As of right now “what would make me feel successful as an artist?” I’m gonna be honest I don’t think I’ll be successful, anytime someone asks me why I do what I do. I give my boring answer and say, “I just like doing it, it’s fun.” Feels more and more like a lie when I tell people that. Even though when I first started I had my High school camera and I enjoyed taking pictures of my friends doing sports, I didn’t know what I was getting myself into at the time. I just knew how to point and shoot and it was fun and simple. I think in terms of me feeling like a successful artist I have to fall back in love with photography. I need to take it slow and try to find out why I started taking photos in the first place and working on themes that I wanna work on that will really get me excited about the work I produce. I was talking with Trisha about how I was feeling about photography and she reassured me that I am a good photographer and that what I’m going through right now is personal. She sees that my love of photography is fading and she and I are sure everyone else wants to help me get back in the groove of loving photography again. I also think how I can be a successful artist is to focus on my mental health just like what the book said. I also believe I need to be in a safe environment to create the art that I wanna do.

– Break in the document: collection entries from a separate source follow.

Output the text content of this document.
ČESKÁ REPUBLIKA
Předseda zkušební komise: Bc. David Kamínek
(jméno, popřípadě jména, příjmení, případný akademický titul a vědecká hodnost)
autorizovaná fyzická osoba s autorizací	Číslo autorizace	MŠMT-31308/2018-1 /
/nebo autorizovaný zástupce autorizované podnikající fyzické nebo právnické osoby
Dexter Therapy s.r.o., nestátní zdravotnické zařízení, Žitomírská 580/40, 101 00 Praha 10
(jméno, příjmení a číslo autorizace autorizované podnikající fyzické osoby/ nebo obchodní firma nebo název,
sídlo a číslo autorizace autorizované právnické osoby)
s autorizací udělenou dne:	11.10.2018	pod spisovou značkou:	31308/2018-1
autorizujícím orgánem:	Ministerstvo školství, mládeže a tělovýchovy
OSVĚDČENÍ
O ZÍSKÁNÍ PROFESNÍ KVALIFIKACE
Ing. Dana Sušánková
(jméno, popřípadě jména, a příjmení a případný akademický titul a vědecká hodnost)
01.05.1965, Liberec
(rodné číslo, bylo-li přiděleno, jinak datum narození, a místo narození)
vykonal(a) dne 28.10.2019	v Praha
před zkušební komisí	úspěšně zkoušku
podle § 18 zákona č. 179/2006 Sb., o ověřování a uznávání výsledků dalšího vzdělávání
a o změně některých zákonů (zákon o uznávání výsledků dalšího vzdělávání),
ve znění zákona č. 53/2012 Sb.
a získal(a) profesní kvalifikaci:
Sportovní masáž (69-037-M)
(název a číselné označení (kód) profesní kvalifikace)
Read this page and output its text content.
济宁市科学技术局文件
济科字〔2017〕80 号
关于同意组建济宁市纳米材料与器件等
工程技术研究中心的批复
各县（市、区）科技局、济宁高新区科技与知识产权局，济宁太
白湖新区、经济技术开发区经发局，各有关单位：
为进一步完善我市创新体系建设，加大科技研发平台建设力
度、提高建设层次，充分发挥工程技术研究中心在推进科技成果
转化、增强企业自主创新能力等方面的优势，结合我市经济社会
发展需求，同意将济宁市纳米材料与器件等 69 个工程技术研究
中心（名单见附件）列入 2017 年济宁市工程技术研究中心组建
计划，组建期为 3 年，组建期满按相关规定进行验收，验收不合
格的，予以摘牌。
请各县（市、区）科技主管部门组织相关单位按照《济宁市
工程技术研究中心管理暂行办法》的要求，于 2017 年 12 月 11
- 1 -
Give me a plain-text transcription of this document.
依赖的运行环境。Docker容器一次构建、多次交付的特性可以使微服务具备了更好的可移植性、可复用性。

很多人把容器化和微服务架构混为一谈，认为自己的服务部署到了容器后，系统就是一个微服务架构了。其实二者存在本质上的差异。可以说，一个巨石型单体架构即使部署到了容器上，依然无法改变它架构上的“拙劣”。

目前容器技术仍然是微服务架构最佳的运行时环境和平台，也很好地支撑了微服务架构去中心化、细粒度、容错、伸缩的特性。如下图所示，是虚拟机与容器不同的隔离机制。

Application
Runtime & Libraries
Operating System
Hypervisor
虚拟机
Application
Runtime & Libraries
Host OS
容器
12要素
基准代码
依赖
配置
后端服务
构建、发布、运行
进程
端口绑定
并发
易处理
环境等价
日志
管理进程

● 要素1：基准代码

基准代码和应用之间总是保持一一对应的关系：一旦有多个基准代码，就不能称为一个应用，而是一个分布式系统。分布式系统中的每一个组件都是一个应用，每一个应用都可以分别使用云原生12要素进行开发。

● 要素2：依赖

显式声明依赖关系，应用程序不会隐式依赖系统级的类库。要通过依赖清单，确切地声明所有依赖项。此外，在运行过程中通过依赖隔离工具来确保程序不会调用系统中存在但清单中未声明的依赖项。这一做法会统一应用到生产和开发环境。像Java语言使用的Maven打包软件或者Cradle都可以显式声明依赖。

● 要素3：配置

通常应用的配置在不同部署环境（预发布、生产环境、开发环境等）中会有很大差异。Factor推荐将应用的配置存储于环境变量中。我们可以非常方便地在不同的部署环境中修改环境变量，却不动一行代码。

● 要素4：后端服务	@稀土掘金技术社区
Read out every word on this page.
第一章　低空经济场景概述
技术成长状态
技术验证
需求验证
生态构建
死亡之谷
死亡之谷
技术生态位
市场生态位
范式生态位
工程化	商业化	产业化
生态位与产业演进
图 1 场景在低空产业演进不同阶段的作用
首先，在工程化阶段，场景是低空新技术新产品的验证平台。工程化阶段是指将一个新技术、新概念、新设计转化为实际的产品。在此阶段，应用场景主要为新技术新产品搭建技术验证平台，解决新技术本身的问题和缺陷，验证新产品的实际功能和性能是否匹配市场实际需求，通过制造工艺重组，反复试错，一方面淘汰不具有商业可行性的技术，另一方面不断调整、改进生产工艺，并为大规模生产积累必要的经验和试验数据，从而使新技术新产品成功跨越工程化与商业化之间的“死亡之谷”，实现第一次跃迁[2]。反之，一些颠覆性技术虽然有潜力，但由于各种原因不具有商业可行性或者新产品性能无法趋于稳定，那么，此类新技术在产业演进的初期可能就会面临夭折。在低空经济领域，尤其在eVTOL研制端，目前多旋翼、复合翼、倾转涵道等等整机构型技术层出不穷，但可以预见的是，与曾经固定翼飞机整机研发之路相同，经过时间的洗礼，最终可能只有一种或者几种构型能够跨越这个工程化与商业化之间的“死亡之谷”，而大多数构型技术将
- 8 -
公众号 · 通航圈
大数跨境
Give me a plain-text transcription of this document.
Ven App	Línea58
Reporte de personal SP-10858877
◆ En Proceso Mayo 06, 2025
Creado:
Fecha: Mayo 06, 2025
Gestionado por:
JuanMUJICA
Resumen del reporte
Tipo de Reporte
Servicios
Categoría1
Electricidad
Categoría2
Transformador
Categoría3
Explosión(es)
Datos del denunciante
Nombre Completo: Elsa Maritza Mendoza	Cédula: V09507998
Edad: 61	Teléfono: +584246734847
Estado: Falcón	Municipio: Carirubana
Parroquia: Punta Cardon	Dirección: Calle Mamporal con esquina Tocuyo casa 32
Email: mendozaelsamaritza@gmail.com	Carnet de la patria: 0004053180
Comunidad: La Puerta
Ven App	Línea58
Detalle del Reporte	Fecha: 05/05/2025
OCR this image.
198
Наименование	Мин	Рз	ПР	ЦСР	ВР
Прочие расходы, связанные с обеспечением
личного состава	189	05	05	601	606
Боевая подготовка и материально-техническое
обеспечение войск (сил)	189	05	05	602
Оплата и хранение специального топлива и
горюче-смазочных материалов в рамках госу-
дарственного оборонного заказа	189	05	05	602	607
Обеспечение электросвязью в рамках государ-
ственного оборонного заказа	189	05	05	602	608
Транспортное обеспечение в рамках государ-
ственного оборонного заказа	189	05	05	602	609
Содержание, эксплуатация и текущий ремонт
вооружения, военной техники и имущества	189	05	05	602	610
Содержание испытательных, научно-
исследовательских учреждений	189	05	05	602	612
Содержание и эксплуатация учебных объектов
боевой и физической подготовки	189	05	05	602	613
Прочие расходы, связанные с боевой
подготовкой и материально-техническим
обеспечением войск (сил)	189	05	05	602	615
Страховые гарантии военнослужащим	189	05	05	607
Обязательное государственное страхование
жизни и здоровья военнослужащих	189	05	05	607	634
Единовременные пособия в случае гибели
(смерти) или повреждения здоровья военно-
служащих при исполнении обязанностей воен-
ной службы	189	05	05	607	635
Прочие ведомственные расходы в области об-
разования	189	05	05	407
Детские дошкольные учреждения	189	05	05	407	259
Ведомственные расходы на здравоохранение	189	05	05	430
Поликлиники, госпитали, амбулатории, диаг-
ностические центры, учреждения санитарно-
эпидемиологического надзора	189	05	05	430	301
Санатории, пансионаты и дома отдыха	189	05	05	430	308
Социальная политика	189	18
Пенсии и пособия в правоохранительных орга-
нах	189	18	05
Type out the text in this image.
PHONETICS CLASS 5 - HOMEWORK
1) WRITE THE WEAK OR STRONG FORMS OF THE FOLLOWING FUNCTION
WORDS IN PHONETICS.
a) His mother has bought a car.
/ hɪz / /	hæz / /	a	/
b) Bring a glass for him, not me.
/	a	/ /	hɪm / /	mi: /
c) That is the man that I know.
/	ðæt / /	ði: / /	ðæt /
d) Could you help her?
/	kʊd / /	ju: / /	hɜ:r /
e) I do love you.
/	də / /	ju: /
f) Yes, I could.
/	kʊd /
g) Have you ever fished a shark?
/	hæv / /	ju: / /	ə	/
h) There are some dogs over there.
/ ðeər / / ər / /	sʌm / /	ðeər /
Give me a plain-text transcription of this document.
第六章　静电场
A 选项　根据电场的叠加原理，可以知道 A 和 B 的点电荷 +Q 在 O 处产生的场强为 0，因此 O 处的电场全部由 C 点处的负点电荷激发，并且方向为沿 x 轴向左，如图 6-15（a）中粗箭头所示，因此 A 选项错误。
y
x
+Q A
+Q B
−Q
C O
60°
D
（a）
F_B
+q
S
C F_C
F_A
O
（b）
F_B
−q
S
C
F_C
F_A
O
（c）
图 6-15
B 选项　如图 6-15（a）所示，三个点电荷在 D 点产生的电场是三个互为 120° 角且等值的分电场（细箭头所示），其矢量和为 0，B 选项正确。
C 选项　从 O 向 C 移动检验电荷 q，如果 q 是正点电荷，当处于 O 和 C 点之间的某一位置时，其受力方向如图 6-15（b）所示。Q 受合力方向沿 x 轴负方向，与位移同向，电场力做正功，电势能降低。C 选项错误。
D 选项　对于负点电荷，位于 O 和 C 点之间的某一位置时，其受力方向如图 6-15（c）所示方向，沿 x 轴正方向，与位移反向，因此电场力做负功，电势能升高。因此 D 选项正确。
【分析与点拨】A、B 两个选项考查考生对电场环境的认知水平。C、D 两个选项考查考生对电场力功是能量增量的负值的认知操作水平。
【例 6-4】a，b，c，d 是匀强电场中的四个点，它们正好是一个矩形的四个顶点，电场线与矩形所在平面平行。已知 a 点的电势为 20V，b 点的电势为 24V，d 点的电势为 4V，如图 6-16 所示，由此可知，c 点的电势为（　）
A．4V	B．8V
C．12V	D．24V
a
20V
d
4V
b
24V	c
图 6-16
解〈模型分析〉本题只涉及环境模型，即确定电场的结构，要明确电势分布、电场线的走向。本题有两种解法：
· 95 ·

I have a feeling that when I move out I will feel more and more confident in what I’m doing as a human and also as a student at Siena. My goal when it comes to my “big dream” is to get my passion back. I want to remember why I started to do photography. I know how to work the camera and how to use it well. But it doesn’t help if you don’t have the motivation to do what you are good at. After I was done talking with Trisha I had some sparks of ideas in my head and it made me feel better knowing that I’m slowly starting to get my groove back into doing photography. I also want to look at my assignment not so seriously, what I mean by that is I don’t want to be stressed about every little detail of my assignments. I want to have fun with them and not focus on the assignment as a grade rather than as a new experience.